Marsalis, Lincoln Center orchestra make season bright at Marcus Center
You know it’s a good gig when you can’t tell if the band or the audience is having more fun.
Wynton Marsalis, the Jazz at Lincoln Center Orchestra, vocalist Cécile McLorin Salvant and an Uihlein Hall audience shared a great time Monday with the band’s “Big Band Holidays” at the Marcus Center.
The music, most of which was arranged by members of the band, was miles and miles from the trite pop arrangements cluttering the air this time of year. These were meaty, interesting takes on great tunes, each leaving plenty of room for band members to take solos.
And what solos those were.
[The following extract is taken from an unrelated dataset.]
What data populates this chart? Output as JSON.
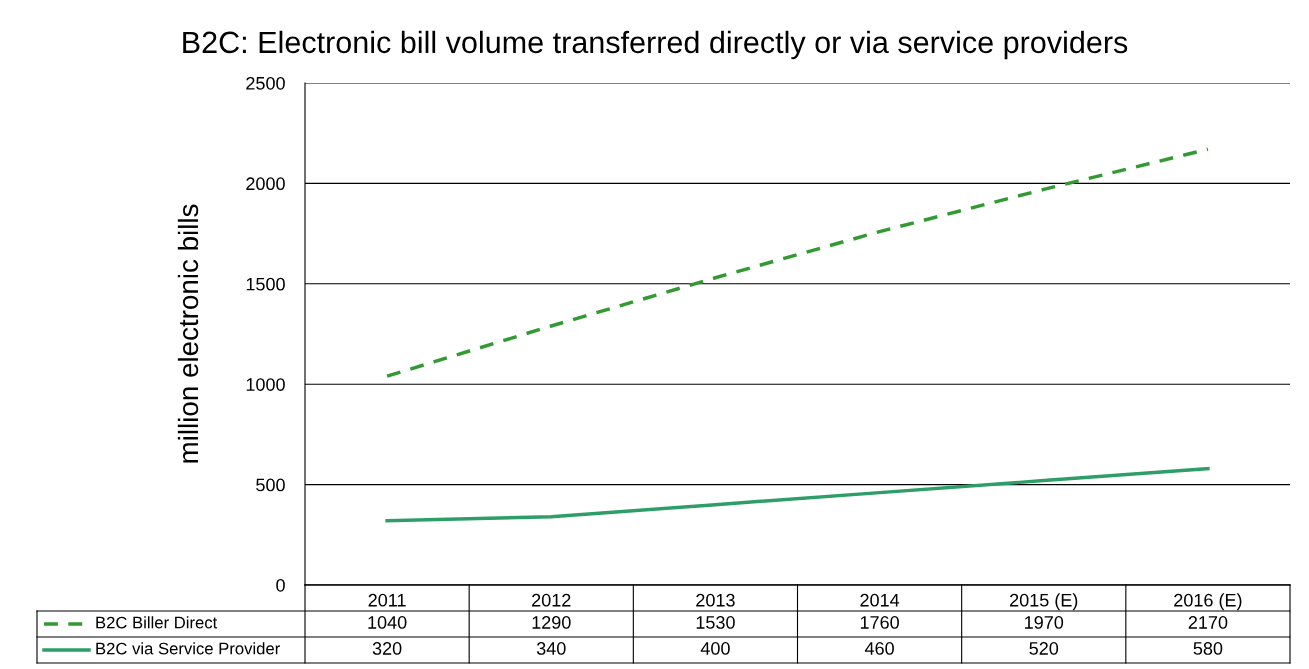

From smooth, elegant lines to syncopated, harmonically complex riffs, the players put their creative signatures on each tune.
Those tunes ranged from an excerpt of Tchaikovsky’s “Nutcracker,” to the spiritual “Mary Had a Baby,” and from Irving Berlin’s “White Christmas” to “Greensleeves” (“What Child Is This?”) and a playful “‘Zat You, Santa Claus?”
Salvant joined the band on several numbers, bringing an enormous palette of colors and characters to the tunes as well as some of the hottest, cleanest scat singing I’ve ever heard in a live performance.
She is a vocal chameleon, tossing off a high, innocent ingénue sound with perfect ease, morphing on her way down a scale into a throaty, dark belt. Her vocal acrobatics never get in the way of the tunes. Instead, she uses them to illuminate the music and lyrics.
Marsalis, who spent the evening seated in the trumpet section, introduced each number on the program. Those introductions were a great part of the evening’s fun.
He spoke with a heartfelt mix of respect, affection, knowledge and almost reverence for the tunes and their composers, giving each tune a place in the legacy of music.
Marsalis introduced Milwaukee native Dan Nimmer on piano, and his parents (in the audience), explaining that every musician wants to sound good in his or her hometown.
Nimmer did his parents proud, going well beyond good to play with creativity, sensitivity and refinement.
One of the great delights of the concert was watching the musicians listen to each other, appreciating and cheering each other’s solos and Salvant’s vocals.
As the band left the stage to a standing ovation, Nimmer, bassist Carlos Henriquez and drummer Ali Jackson continued jamming. Marsalis reappeared and joined in, much to the audience’s delight.